女子W杯開幕で思うFIFAの問題点/六川亨の日本サッカー見聞録

[写真:Getty Images]

女子のW杯が20日に開幕し、地元ニュージーランド(FIFAランク25位)が優勝経験もあるノルウェー(同12位)を1-0で倒して白星発進した。試合は地元の大声援を受けたニュージーランドが押し気味に進め、後半3分にGKが起点となったカウンターから最後は大型FWのウィルキンソンが決勝点を決め、大会通算16試合目(5大会連続6回目の出場)でうれしい初勝利を奪った。

試合の模様はNHKのBS1で視聴したが、一時はテレビ中継が危ぶまれたのは記憶に新しいところ。元々の元凶はジャンニ・インファンティーノFIFA会長が、出場国を前回19年大会から8チーム増の32か国に増やし、賞金を約43億円から3倍増の約158億円に増やしたことで、放映権も大幅にアップしたことだった。インファンティーノ会長は男子のW杯と同じ扱いにしたかったようだが、それはいくら何でも「時期尚早」と言わざるを得ない。

結局、ヨーロッパも日本のテレビ局もかなり低い金額で契約したようだが(金額は不明)、テレビで見る限り、スタジアム内の広告ボードもアディダスやコカ・コーラ、マクドナルド、VISA、QATAR Air、WANDAといった男子W杯でおなじみの常連が並んでいた。こちらの金額も、もちろん不明だ。

かつてFIFAはというか、ジョアン・アベランジェ元会長は、W杯で得た利益をU-20やU-17といったアンダーカテゴリーの大会に投資することで競技人口の裾野を拡大し、選手の育成と発掘にもつなげてきた。U-20W杯(当時はワールドユース選手権)は79年に第2回大会が日本で開催され、ディエゴ・マラドーナが世界的なデビューを果たしたし、93年にはU-17W杯の第5回大会が日本で開催された。女子のW杯も、世界的な位置づけとしては似たようなものだろう。

それをアメリカが男子と女子の報酬を同一にした(イコール・ペイ)からといって、W杯にも当てはめるのは性急すぎる。だいたいアメリカでは男子代表の16~18年の試合収益は、女子の収益よりも下回る(女子が71億1200万円、男子は69億8600万円。毎日新聞7月15日紙面を参照)。実力に見合った結果となっているのだ。

アベランジェ元会長は、会長選の公約に掲げていたアフリカとアジアの出場枠を拡大するため1982年のスペイン大会から参加国をそれまでの16か国から24か国に増やした。アフリカとアジアの増枠に対し、当時はW杯のレベル低下を懸念する声もヨーロッパや南米からあった。そんな声に反発するように初出場のカメルーンは前回優勝のイタリアと1-1で引分けたし、アルジェリアは西ドイツに2-1の勝利を収めて世界を驚かせた。

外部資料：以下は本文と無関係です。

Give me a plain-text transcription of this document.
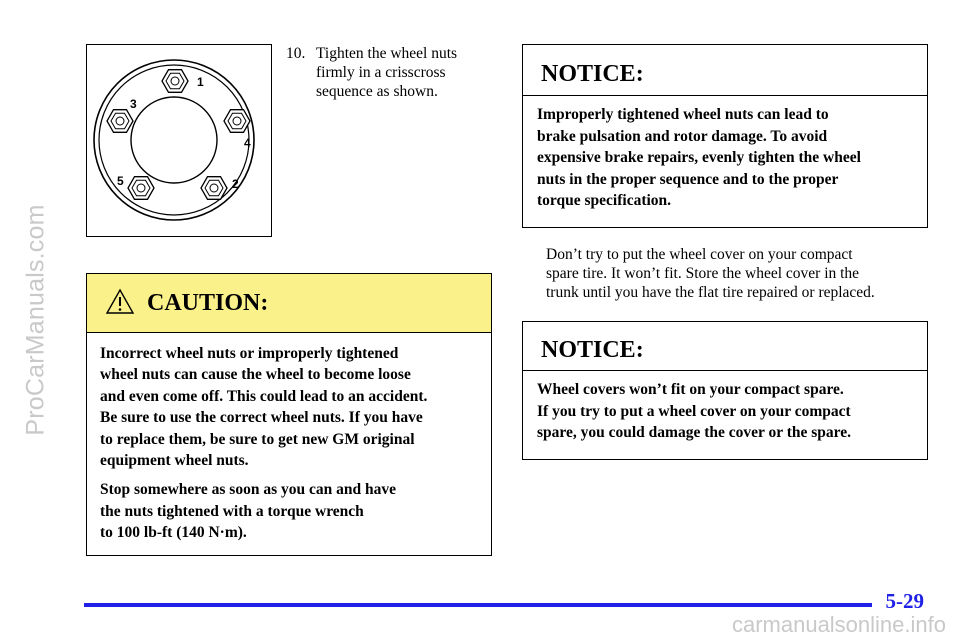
ProCarManuals.com
1
2
3
4
5
10. Tighten the wheel nuts
firmly in a crisscross
sequence as shown.
CAUTION:

Incorrect wheel nuts or improperly tightened
wheel nuts can cause the wheel to become loose
and even come off. This could lead to an accident.
Be sure to use the correct wheel nuts. If you have
to replace them, be sure to get new GM original
equipment wheel nuts.

Stop somewhere as soon as you can and have
the nuts tightened with a torque wrench
to 100 lb-ft (140 N·m).

NOTICE:
Improperly tightened wheel nuts can lead to
brake pulsation and rotor damage. To avoid
expensive brake repairs, evenly tighten the wheel
nuts in the proper sequence and to the proper
torque specification.
Don’t try to put the wheel cover on your compact
spare tire. It won’t fit. Store the wheel cover in the
trunk until you have the flat tire repaired or replaced.
NOTICE:
Wheel covers won’t fit on your compact spare.
If you try to put a wheel cover on your compact
spare, you could damage the cover or the spare.
5-29
carmanualsonline.info
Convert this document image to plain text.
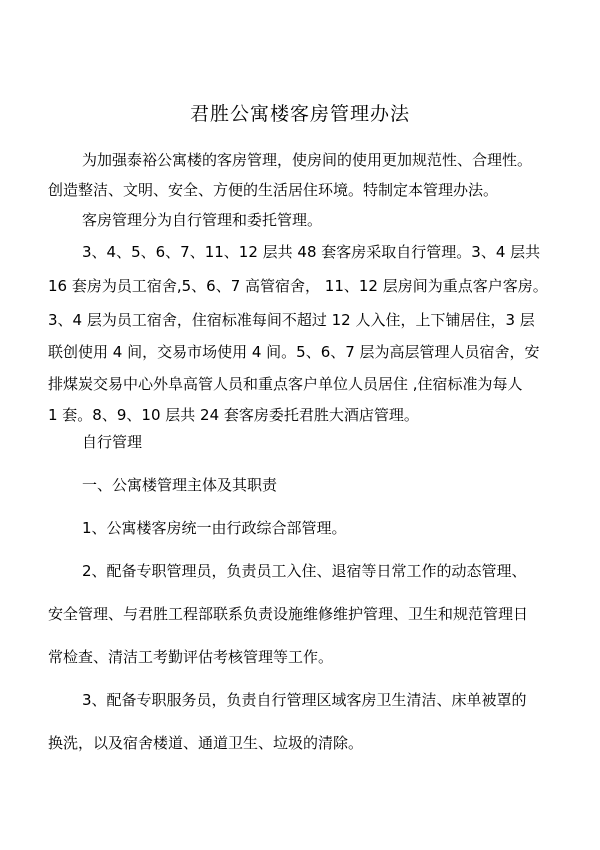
君胜公寓楼客房管理办法
为加强泰裕公寓楼的客房管理，使房间的使用更加规范性、合理性。
创造整洁、文明、安全、方便的生活居住环境。特制定本管理办法。
客房管理分为自行管理和委托管理。
3、4、5、6、7、11、12 层共 48 套客房采取自行管理。3、4 层共
16 套房为员工宿舍,5、6、7 高管宿舍， 11、12 层房间为重点客户客房。
3、4 层为员工宿舍，住宿标准每间不超过 12 人入住，上下铺居住，3 层
联创使用 4 间，交易市场使用 4 间。5、6、7 层为高层管理人员宿舍，安
排煤炭交易中心外阜高管人员和重点客户单位人员居住 ,住宿标准为每人
1 套。8、9、10 层共 24 套客房委托君胜大酒店管理。
自行管理
一、公寓楼管理主体及其职责
1、公寓楼客房统一由行政综合部管理。
2、配备专职管理员，负责员工入住、退宿等日常工作的动态管理、
安全管理、与君胜工程部联系负责设施维修维护管理、卫生和规范管理日
常检查、清洁工考勤评估考核管理等工作。
3、配备专职服务员，负责自行管理区域客房卫生清洁、床单被罩的
换洗，以及宿舍楼道、通道卫生、垃圾的清除。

その一方で北中米・カリブ海のエルサルバドルはハンガリーに1-10と大敗し、これは今なおW杯における最大差敗戦試合として記録に残っている。FIFAランクは当てにならないものの、今回の女子W杯には77位のザンビア、72位のモロッコ、54位の南アフリカ、52位のパナマ、46位のフィリピンなどが出場する。参加国が増えることは悪いことではない。チャンスが広がることで希望も膨らむ。しかしそこには“適正"な判断が伴っているのかどうか。

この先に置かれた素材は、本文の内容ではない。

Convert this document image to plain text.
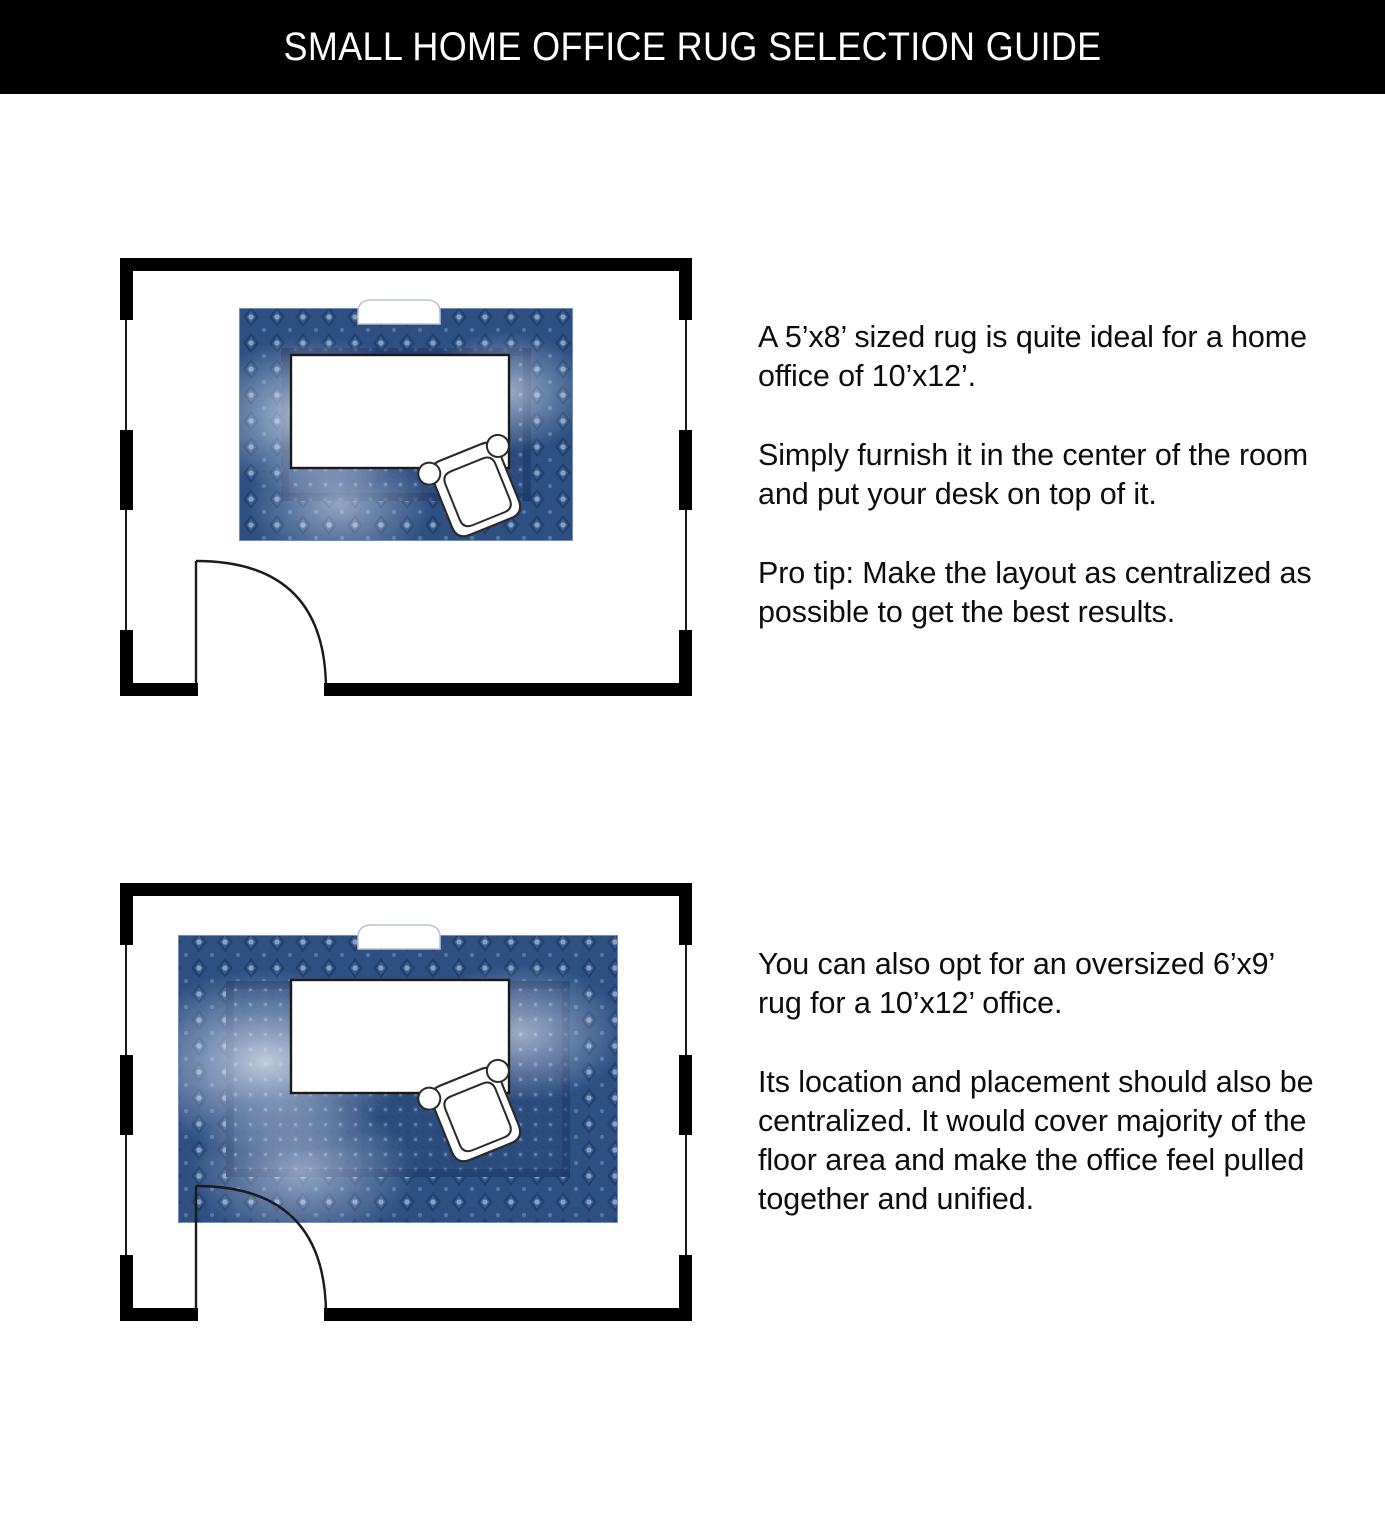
SMALL HOME OFFICE RUG SELECTION GUIDE

A 5’x8’ sized rug is quite ideal for a home office of 10’x12’.

Simply furnish it in the center of the room and put your desk on top of it.

Pro tip: Make the layout as centralized as possible to get the best results.

You can also opt for an oversized 6’x9’ rug for a 10’x12’ office.

Its location and placement should also be centralized. It would cover majority of the floor area and make the office feel pulled together and unified.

アベランジェ元会長は82年スペイン大会で24か国に増やし、1998年のフランス大会からは32か国に増加して勇退した。在任中はサッカー後進国と言われたアメリカや日本と韓国でW杯を開催するなど、その後の南アフリカやカタールに希望を持たせた。

ところがインファンティーノ会長は、次回26年大会から16か国も増やし、現行の32か国から48か国の大会にした。開催国もアメリカ、カナダ、メキシコの3か国共同開催というこちらも前代未聞の大会にした。そもそも32か国にした時点で、開催能力のある国は限られた。ヨーロッパで単独で開催できる国は、イングランド、ドイツ、フランス、スペイン、ロシアくらいではないか。イタリアはスタジアムの全面改修が必要になるだろう。

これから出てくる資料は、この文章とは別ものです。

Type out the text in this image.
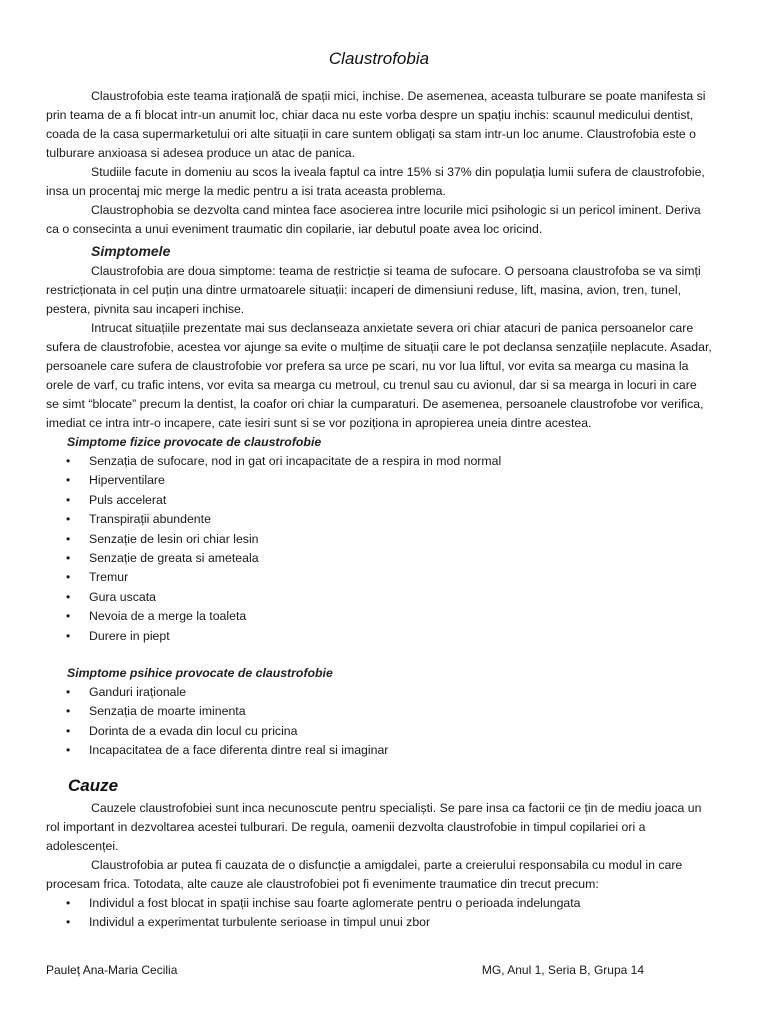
Claustrofobia

Claustrofobia este teama irațională de spații mici, inchise. De asemenea, aceasta tulburare se poate manifesta si prin teama de a fi blocat intr-un anumit loc, chiar daca nu este vorba despre un spațiu inchis: scaunul medicului dentist, coada de la casa supermarketului ori alte situații in care suntem obligați sa stam intr-un loc anume. Claustrofobia este o tulburare anxioasa si adesea produce un atac de panica.

Studiile facute in domeniu au scos la iveala faptul ca intre 15% si 37% din populația lumii sufera de claustrofobie, insa un procentaj mic merge la medic pentru a isi trata aceasta problema.

Claustrophobia se dezvolta cand mintea face asocierea intre locurile mici psihologic si un pericol iminent. Deriva ca o consecinta a unui eveniment traumatic din copilarie, iar debutul poate avea loc oricind.

Simptomele

Claustrofobia are doua simptome: teama de restricție si teama de sufocare. O persoana claustrofoba se va simți restricționata in cel puțin una dintre urmatoarele situații: incaperi de dimensiuni reduse, lift, masina, avion, tren, tunel, pestera, pivnita sau incaperi inchise.

Intrucat situațiile prezentate mai sus declanseaza anxietate severa ori chiar atacuri de panica persoanelor care sufera de claustrofobie, acestea vor ajunge sa evite o mulțime de situații care le pot declansa senzațiile neplacute. Asadar, persoanele care sufera de claustrofobie vor prefera sa urce pe scari, nu vor lua liftul, vor evita sa mearga cu masina la orele de varf, cu trafic intens, vor evita sa mearga cu metroul, cu trenul sau cu avionul, dar si sa mearga in locuri in care se simt “blocate” precum la dentist, la coafor ori chiar la cumparaturi. De asemenea, persoanele claustrofobe vor verifica, imediat ce intra intr-o incapere, cate iesiri sunt si se vor poziționa in apropierea uneia dintre acestea.

Simptome fizice provocate de claustrofobie
• Senzația de sufocare, nod in gat ori incapacitate de a respira in mod normal
• Hiperventilare
• Puls accelerat
• Transpirații abundente
• Senzație de lesin ori chiar lesin
• Senzație de greata si ameteala
• Tremur
• Gura uscata
• Nevoia de a merge la toaleta
• Durere in piept
Simptome psihice provocate de claustrofobie
• Ganduri iraționale
• Senzația de moarte iminenta
• Dorinta de a evada din locul cu pricina
• Incapacitatea de a face diferenta dintre real si imaginar
Cauze

Cauzele claustrofobiei sunt inca necunoscute pentru specialiști. Se pare insa ca factorii ce țin de mediu joaca un rol important in dezvoltarea acestei tulburari. De regula, oamenii dezvolta claustrofobie in timpul copilariei ori a adolescenței.

Claustrofobia ar putea fi cauzata de o disfuncție a amigdalei, parte a creierului responsabila cu modul in care procesam frica. Totodata, alte cauze ale claustrofobiei pot fi evenimente traumatice din trecut precum:

• Individul a fost blocat in spații inchise sau foarte aglomerate pentru o perioada indelungata
• Individul a experimentat turbulente serioase in timpul unui zbor
Pauleț Ana-Maria Cecilia	MG, Anul 1, Seria B, Grupa 14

肥大化する男子のW杯に加え、女子サッカーの性急なマーケットの拡大とそれに伴う放映権料の高騰。本来なら、まだまだFIFAは女子サッカーの普及と認知に投資すべきではないか。

誰かインファンティーノ会長の暴走を止めて欲しい。来年でJFA会長を勇退する田嶋幸三氏に期待するのは、その1点でもある(AFC選出のFIFA理事は今年2月に3選を果たし27年まで務める)。